I'm sorry, but that little caveat reminds me of, "Other than that, Mrs. Lincoln, how did you like the play?"

The point is that parasitic VoIP has no QoS while PacketCable does.

If you plug your cable modem and Vonage ATA onto a UPS, they also have similar levels of availability. PacketCable is better quality but at 2AM when nobody is on the network, the out of box experience for the service is the same.

QoS is cheap at 2AM. That reminds me of the guy who walks into the butcher shop and tells the butcher that the store across the street sells the same meat for 30 cents/pound less.
"So why don't you buy it there?"
"It's sold out."
"When I'm sold out, my price is lower too."

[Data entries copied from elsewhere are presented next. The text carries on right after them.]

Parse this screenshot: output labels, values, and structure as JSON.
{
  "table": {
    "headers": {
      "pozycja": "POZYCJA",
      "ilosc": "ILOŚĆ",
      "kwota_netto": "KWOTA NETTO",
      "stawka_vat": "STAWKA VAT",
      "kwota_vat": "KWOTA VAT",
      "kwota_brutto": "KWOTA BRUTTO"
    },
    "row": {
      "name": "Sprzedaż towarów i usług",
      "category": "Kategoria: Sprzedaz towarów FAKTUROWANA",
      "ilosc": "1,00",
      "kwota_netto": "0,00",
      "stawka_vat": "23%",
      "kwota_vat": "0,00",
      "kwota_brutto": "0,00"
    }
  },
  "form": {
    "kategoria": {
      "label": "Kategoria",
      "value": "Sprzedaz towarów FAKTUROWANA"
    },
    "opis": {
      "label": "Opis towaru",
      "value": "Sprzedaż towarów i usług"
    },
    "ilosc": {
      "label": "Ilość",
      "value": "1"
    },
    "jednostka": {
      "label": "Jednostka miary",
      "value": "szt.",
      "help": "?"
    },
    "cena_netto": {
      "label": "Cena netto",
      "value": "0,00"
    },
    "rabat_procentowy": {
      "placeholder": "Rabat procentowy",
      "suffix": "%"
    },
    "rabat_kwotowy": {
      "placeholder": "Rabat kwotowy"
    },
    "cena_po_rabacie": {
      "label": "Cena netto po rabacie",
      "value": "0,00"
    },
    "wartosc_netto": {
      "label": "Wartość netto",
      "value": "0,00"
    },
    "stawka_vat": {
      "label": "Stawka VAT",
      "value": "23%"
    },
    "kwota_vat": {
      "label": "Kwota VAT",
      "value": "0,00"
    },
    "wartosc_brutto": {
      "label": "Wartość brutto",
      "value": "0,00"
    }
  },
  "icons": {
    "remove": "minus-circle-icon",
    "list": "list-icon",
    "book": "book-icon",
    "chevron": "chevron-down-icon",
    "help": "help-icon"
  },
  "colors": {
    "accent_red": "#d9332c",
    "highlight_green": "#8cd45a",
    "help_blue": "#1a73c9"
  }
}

Features are easy; they're just code on the call agent. Reliable telco-grade connectivity is what's hard, unless you control the wire. End users perceive the difference. Not everybody cares, but many do. Even if Vonage were magically or legislatively assured that it wouldn't be blocked, it would not be the kind of competition that ILECs lose much sleep over. Better for a GM to have the Subaru 360 as its competition than Toyota.